At Senior Speak Life Stories, nine seniors shared their ‘senior’ stories and retirement living strategies. If you are interested in participating or contributing, contact me today!

Advice for Downsizing in a Post-Pandemic World

Guest blog post by Claire Wentz

While it’s usually an emotionally and often physically challenging process, downsizing can be a refreshing change of pace. Not only does it simplify your life, but can help you thrive, live safely and comfortably through every stage of your life.

Although the COVID-19 pandemic and its aftermath have upended the lives of millions of Americans and changed how the real estate and moving industries operate, you can still downsize right now. Below, you will find advice on how to navigate the process of downsizing in these challenging times.

Selling Your Home - If you need to sell your home before you make any other moves in your downsizing process, you can. While things have changed due to the pandemic, people are still buying homes. Of course, much of the process looks different right now. In some cases, home tours, inspections, appraisals, and closings are being done virtually/electronically. However, some aspects of the process remain the same. You will still need to take steps toward boosting the appeal of your home and make necessary repairs.

Decluttering Your Belongings - Better Homes & Garden notes decluttering your belongings is a good first step when you downsize. Go through each room in your home and put each item into one of three piles: keep, toss, or store. Allow yourself to reminisce about sentimental items; you can even make an event out of it by inviting family members over to reminisce and help you declutter. As you’re sorting through your belongings, determine what to do with the items you won’t be able to take with you to the new home. Options to consider include selling, donating, recycling, and/or putting items in a storage unit. Even with the COVID-19 pandemic happening, people across the country are still downsizing. Be sure to hire a good real estate agent to help you through the processes of selling and buying a home, and consider working with a professional moving company. Finally, take your time while decluttering, and determine what to do with the items you can’t take with you.

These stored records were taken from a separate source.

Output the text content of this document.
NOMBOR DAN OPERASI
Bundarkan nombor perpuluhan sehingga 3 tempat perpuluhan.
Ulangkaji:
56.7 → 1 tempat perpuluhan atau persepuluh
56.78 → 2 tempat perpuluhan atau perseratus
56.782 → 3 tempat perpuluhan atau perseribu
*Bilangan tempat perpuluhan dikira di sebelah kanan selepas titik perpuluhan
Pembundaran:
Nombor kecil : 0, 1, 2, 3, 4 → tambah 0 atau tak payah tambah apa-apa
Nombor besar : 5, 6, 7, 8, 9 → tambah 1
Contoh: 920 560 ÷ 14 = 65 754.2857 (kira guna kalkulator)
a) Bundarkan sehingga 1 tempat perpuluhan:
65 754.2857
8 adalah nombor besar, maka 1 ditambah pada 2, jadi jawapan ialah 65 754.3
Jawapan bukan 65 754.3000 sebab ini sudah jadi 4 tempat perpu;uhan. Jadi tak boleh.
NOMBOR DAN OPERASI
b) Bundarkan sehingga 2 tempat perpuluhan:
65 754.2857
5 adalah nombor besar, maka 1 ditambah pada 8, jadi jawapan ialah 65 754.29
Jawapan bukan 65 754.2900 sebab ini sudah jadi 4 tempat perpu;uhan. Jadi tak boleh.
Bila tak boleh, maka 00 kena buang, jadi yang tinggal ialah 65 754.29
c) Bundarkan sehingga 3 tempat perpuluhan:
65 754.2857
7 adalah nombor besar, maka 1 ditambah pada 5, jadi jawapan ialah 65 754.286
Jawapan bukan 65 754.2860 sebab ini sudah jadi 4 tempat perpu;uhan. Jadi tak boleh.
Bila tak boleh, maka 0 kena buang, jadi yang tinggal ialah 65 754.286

Buying the Right Home - As with selling a home, buying a home looks a bit different since the pandemic. You can view properties via 3D walkthroughs, virtual open houses, and video-chat tours, all of which can prove invaluable when you’re trying to find the perfect home while self-isolating. It’s still important to have a trusted agent working by your side as you look for your new home. Your agent should be able to point you in the right direction in an online home search, and they should know what to look for when it comes to your everyday needs. If you’re an older buyer and this next home is where you want to age in place, you will need to make sure it fits your current and future needs. Seniors Matters suggests looking for a home with an age-appropriate layout, and if there are parts about the home that are not accessible, make sure that modifications can be made.

Before looking at homes, you’ll want to make sure you know how much you can spend, so include the cost of modifications in your home-buying budget. It’s typically best to get preapproved for a mortgage so you can move quickly if you find the ideal home and so sellers know you’re a serious buyer. To learn more about the different types of loans available and what you may qualify for, visit the websites of a few different mortgage lenders to find out which provider works best for you.

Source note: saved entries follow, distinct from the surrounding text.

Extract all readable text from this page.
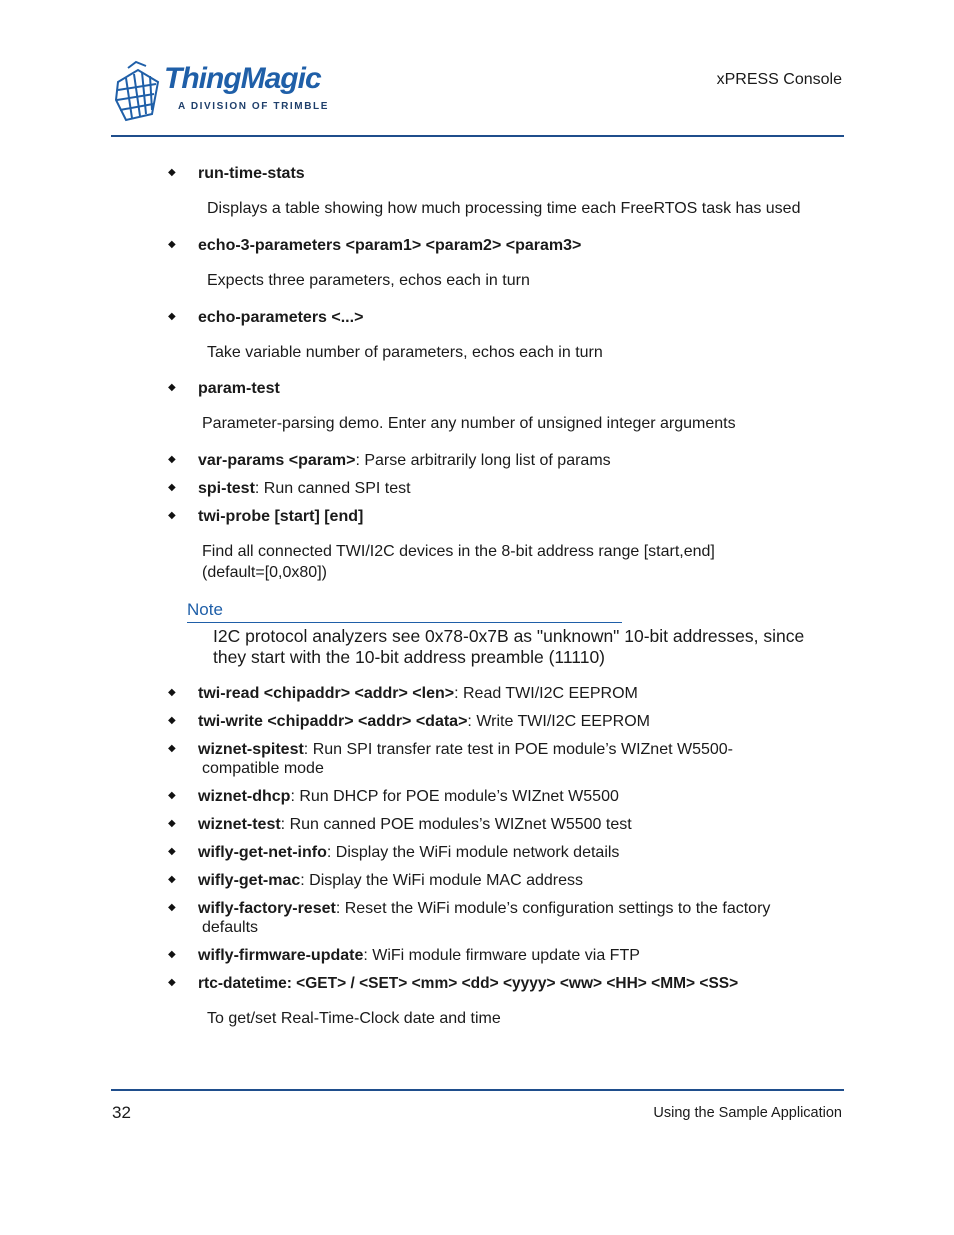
ThingMagic
A DIVISION OF TRIMBLE
xPRESS Console
◆ run-time-stats
Displays a table showing how much processing time each FreeRTOS task has used
◆ echo-3-parameters <param1> <param2> <param3>
Expects three parameters, echos each in turn
◆ echo-parameters <...>
Take variable number of parameters, echos each in turn
◆ param-test
Parameter-parsing demo. Enter any number of unsigned integer arguments
◆ var-params <param>: Parse arbitrarily long list of params
◆ spi-test: Run canned SPI test
◆ twi-probe [start] [end]
Find all connected TWI/I2C devices in the 8-bit address range [start,end]
(default=[0,0x80])
Note
I2C protocol analyzers see 0x78-0x7B as "unknown" 10-bit addresses, since
they start with the 10-bit address preamble (11110)
◆ twi-read <chipaddr> <addr> <len>: Read TWI/I2C EEPROM
◆ twi-write <chipaddr> <addr> <data>: Write TWI/I2C EEPROM
◆ wiznet-spitest: Run SPI transfer rate test in POE module’s WIZnet W5500-
compatible mode
◆ wiznet-dhcp: Run DHCP for POE module’s WIZnet W5500
◆ wiznet-test: Run canned POE modules’s WIZnet W5500 test
◆ wifly-get-net-info: Display the WiFi module network details
◆ wifly-get-mac: Display the WiFi module MAC address
◆ wifly-factory-reset: Reset the WiFi module’s configuration settings to the factory
defaults
◆ wifly-firmware-update: WiFi module firmware update via FTP
◆ rtc-datetime: <GET> / <SET> <mm> <dd> <yyyy> <ww> <HH> <MM> <SS>
To get/set Real-Time-Clock date and time
32	Using the Sample Application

If you’re unsure of which neighborhood you want to reside in, consider renting a vacation home for a week or so to see if the area measures up to your needs and the activities you enjoy. This is a good practice to let you figure out if the prospective neighborhood is right for you.

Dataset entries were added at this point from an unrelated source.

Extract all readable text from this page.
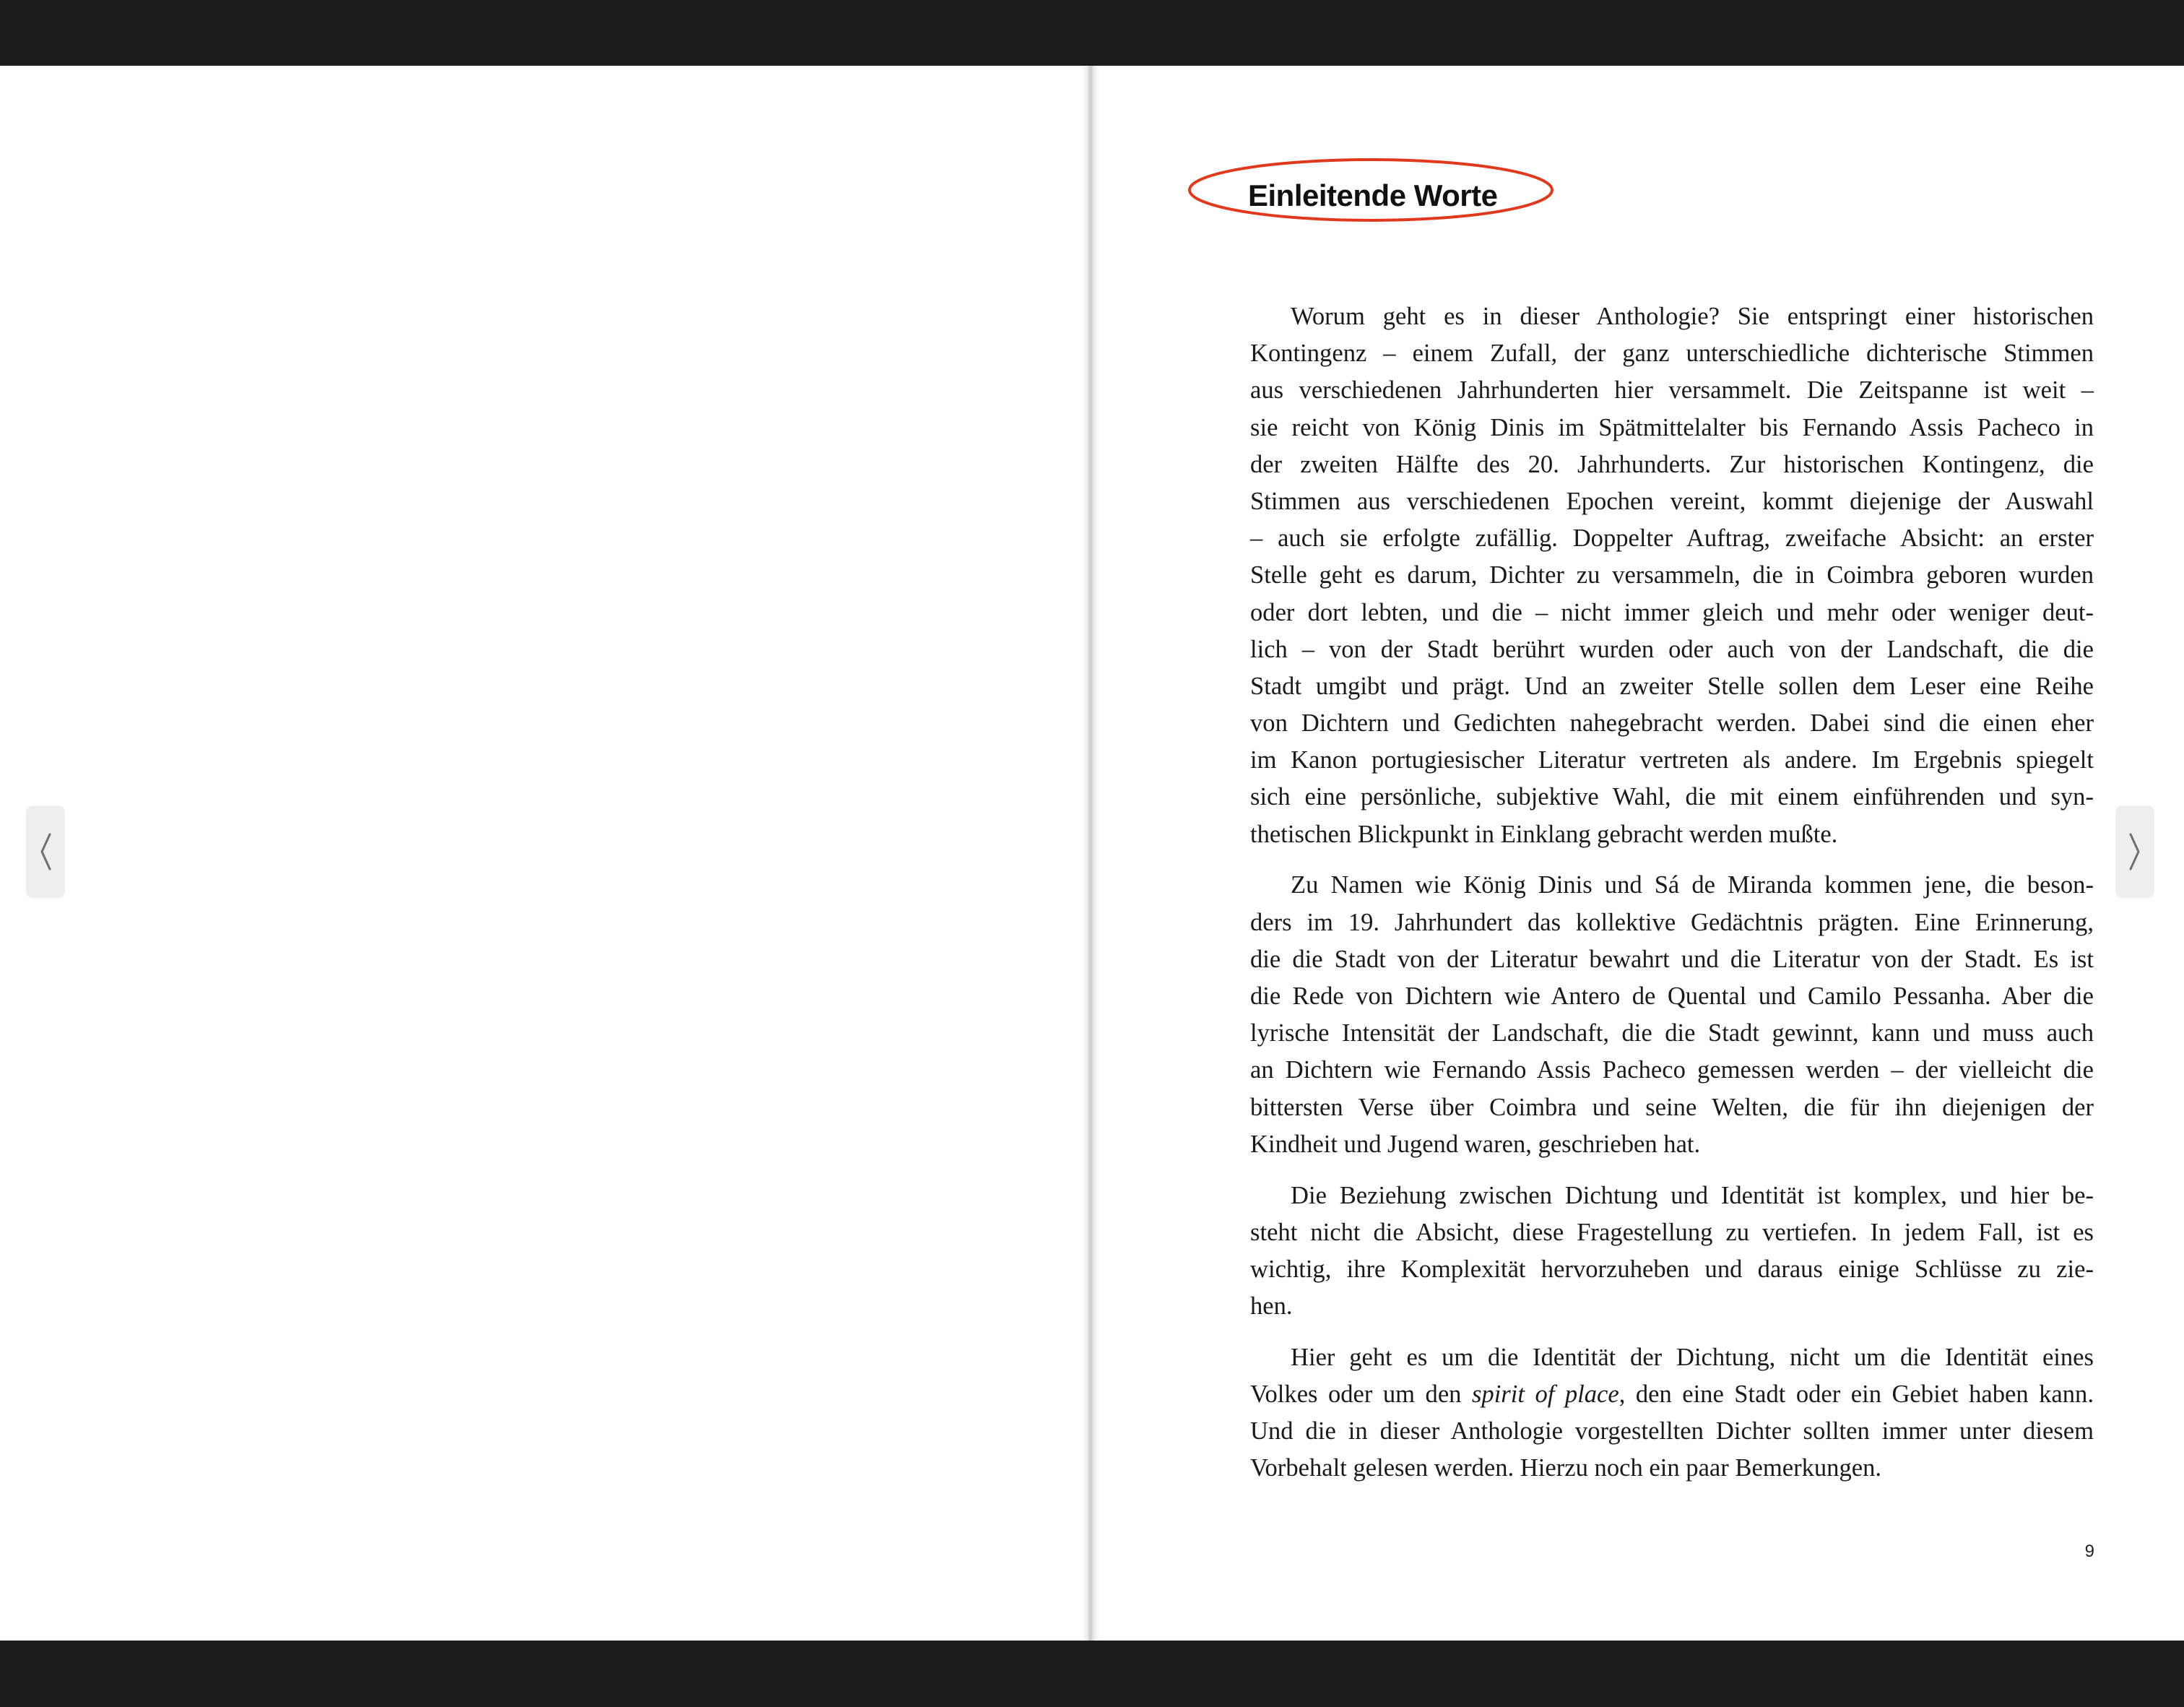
Einleitende Worte
Worum geht es in dieser Anthologie? Sie entspringt einer historischen
Kontingenz – einem Zufall, der ganz unterschiedliche dichterische Stimmen
aus verschiedenen Jahrhunderten hier versammelt. Die Zeitspanne ist weit –
sie reicht von König Dinis im Spätmittelalter bis Fernando Assis Pacheco in
der zweiten Hälfte des 20. Jahrhunderts. Zur historischen Kontingenz, die
Stimmen aus verschiedenen Epochen vereint, kommt diejenige der Auswahl
– auch sie erfolgte zufällig. Doppelter Auftrag, zweifache Absicht: an erster
Stelle geht es darum, Dichter zu versammeln, die in Coimbra geboren wurden
oder dort lebten, und die – nicht immer gleich und mehr oder weniger deut-
lich – von der Stadt berührt wurden oder auch von der Landschaft, die die
Stadt umgibt und prägt. Und an zweiter Stelle sollen dem Leser eine Reihe
von Dichtern und Gedichten nahegebracht werden. Dabei sind die einen eher
im Kanon portugiesischer Literatur vertreten als andere. Im Ergebnis spiegelt
sich eine persönliche, subjektive Wahl, die mit einem einführenden und syn-
thetischen Blickpunkt in Einklang gebracht werden mußte.
Zu Namen wie König Dinis und Sá de Miranda kommen jene, die beson-
ders im 19. Jahrhundert das kollektive Gedächtnis prägten. Eine Erinnerung,
die die Stadt von der Literatur bewahrt und die Literatur von der Stadt. Es ist
die Rede von Dichtern wie Antero de Quental und Camilo Pessanha. Aber die
lyrische Intensität der Landschaft, die die Stadt gewinnt, kann und muss auch
an Dichtern wie Fernando Assis Pacheco gemessen werden – der vielleicht die
bittersten Verse über Coimbra und seine Welten, die für ihn diejenigen der
Kindheit und Jugend waren, geschrieben hat.
Die Beziehung zwischen Dichtung und Identität ist komplex, und hier be-
steht nicht die Absicht, diese Fragestellung zu vertiefen. In jedem Fall, ist es
wichtig, ihre Komplexität hervorzuheben und daraus einige Schlüsse zu zie-
hen.
Hier geht es um die Identität der Dichtung, nicht um die Identität eines
Volkes oder um den spirit of place, den eine Stadt oder ein Gebiet haben kann.
Und die in dieser Anthologie vorgestellten Dichter sollten immer unter diesem
Vorbehalt gelesen werden. Hierzu noch ein paar Bemerkungen.
9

Hiring Professional Movers - Although restrictions are being lifted, many moving companies are still taking strict precautions in how they work, such as limiting the number of team members on each project, wearing gloves and masks, and disinfecting their equipment. Hiring professional movers can make your entire downsizing process go much more smoothly. Your total cost will depend on several factors, such as how far you’re moving, how many belongings you’re taking, and how quickly you need your belongings delivered.